Paul
Goble
Staunton, August 20 – “The paradox
of Russian political life of the era of late Putinism is that the main source of
‘a Russian Maidan’ is not the opposition or ‘the Washington obkom,’” as many
imagine, but rather “the Russian elite itself,” according to Moscow commentator
Semyon Novoprudsky.
It is the struggle by individuals
and groups within that elite, he says, in defense of their wealth that will “inevitably
lead too the possibility of the explosion of the Putin political system from
within” (spektr.press/kremlevskij-majdan-pochemu-glavnoj-revolyucionnoj-siloj-v-rossii-teper-stala-vlast-a-ne-oppoziciya/).

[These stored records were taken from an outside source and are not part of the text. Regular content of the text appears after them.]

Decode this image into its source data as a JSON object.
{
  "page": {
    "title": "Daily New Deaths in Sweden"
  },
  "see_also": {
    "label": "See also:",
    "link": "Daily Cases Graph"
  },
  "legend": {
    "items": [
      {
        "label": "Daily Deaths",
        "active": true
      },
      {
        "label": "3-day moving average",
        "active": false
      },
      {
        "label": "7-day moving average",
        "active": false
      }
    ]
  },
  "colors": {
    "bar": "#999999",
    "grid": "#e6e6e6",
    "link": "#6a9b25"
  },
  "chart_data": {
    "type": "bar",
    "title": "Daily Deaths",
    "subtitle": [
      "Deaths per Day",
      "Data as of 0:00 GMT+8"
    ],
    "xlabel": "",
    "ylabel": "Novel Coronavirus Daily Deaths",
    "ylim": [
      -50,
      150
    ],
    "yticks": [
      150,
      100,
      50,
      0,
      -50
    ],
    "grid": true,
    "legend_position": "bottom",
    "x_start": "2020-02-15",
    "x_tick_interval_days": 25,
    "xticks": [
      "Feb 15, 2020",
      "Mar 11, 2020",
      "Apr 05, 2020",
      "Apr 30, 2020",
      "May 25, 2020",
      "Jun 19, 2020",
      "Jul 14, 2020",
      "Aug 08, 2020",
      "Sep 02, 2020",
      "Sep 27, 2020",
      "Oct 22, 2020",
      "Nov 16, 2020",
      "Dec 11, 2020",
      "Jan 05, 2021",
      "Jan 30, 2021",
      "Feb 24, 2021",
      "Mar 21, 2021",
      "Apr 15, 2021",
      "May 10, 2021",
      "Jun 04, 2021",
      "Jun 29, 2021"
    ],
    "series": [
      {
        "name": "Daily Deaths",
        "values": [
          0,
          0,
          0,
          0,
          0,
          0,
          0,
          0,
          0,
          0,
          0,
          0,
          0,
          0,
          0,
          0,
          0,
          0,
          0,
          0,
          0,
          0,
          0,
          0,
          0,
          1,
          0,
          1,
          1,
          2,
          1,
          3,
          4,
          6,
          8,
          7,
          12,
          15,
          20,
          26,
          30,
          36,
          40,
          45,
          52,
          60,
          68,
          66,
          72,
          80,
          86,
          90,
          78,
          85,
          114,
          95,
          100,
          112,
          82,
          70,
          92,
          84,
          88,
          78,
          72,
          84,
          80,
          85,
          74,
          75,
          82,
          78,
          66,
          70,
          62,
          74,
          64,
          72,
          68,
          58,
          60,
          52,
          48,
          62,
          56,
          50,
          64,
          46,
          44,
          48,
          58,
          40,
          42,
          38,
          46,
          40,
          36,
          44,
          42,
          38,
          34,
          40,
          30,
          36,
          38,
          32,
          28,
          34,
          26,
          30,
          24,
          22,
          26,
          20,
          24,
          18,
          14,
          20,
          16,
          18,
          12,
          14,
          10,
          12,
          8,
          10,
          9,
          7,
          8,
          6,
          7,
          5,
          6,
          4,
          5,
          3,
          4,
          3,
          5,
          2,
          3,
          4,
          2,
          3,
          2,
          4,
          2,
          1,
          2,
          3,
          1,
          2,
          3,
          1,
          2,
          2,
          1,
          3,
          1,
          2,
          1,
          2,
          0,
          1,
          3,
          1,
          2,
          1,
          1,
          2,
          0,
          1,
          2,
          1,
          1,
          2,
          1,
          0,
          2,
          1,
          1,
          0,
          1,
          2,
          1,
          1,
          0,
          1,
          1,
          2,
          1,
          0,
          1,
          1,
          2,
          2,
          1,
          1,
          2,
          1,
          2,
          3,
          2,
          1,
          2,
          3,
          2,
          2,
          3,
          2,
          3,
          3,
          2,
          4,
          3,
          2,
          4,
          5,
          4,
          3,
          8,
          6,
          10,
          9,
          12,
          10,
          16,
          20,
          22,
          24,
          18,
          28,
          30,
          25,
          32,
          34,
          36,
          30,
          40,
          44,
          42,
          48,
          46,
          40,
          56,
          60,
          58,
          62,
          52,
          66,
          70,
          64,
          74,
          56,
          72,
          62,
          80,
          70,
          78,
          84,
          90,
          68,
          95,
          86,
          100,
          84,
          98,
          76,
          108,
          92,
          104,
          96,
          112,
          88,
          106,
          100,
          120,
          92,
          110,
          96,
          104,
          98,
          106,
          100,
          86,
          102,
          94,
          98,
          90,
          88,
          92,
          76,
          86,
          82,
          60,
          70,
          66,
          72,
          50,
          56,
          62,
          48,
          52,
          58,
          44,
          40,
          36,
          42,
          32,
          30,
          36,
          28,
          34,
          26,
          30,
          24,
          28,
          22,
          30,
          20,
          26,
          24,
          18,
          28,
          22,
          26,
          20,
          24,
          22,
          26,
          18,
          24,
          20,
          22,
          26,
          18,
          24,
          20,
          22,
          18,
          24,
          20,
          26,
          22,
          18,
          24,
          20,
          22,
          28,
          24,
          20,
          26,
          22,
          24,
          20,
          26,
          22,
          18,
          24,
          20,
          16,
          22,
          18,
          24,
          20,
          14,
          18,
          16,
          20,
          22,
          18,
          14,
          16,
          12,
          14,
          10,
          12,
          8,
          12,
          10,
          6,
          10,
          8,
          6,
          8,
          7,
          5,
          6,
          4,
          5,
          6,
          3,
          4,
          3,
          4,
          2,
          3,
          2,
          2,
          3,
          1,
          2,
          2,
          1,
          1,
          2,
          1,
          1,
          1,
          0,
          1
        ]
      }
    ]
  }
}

“The instability and uncertainty of the
position of the Putin elite, which has established a state within a state by
seizing all major business property in Russia, are the main threat to the stability
of the personalist political system;” and these elites which want too preserve
what they have are making it ever more difficult for the Kremlin leader to
maintain order.
To put it in lapidary language, Novoprudsky
says, one can say that “when ‘those on top’ very much want to live in the old
way but can’t, independently of the position of ‘those below,’ then it turns
out that this also is a revolutionary situation.”
He gives as an example of how this
situation may develop the fact that Sergey Chermezov, head of Rostekh, in
contrast to Vladimir Putin, spoke out in favor of the protesters against Moscow
Mayor Sergey Sobyanin, something that would be unthinkable if it were simply a
dissent from Putin but makes perfect sense because of the system Putin has put
in place.
Chermezov’s defense of the protesters
grows out of the conflict Rotekh has with Sobyanin over trash disposal,
Novoprudsky says. “The Moscow protests objectively
weaken the political and business positions of Sobyanin …. [And as a result, in
Russia today] ‘the enemy of my enemy is my friend.’”
With the weakening of Sobyanin, he
continues, “Putin and Chermezov, despite their different public assessments of
the Moscow protests are both their beneficiaries.” Putin wins if there
is a fight between the Sobyanin and Chermezov factions, but the fight itself
can create a situation in which Putin becomes its victim.
This strange situation, Novoprudsky
says, is the result of the following fact: “all real politics in Russia long
ago was concentrated not in the institutions of the powers and not in parties”
but rather “in groups of the most influential businessmen-oligarchs and
officials. Precisely the interests of these influence groups define the future
of Russia to a decisive degree.”
Each of these groups wants to retain
what it owns or even better to increase it and then hand the lot over to their
descendants, but in Russia, it is impossible to transfer wealth unless one
retains power – and that fact inevitably puts these various groups at
loggerheads because many of them can do so only if others cannot.
The struggle of the Putin elites “for
the transit of property” is thus becoming “the main content of the transit of
power in Russia,” especially in the wake of the annexation of Crimea which took
from these elites the possibility of developing their businesses abroad without
having to emigrate permanently.
Inside Russia, there are some 50 to 100 families who must then fight
over property and power at the highest levels, and a larger number doing the
same thing just beyond this charmed circle. Together, they and not those in the
streets are the real revolutionaries in Russia, capable of transforming the
system in order to try to keep what they have.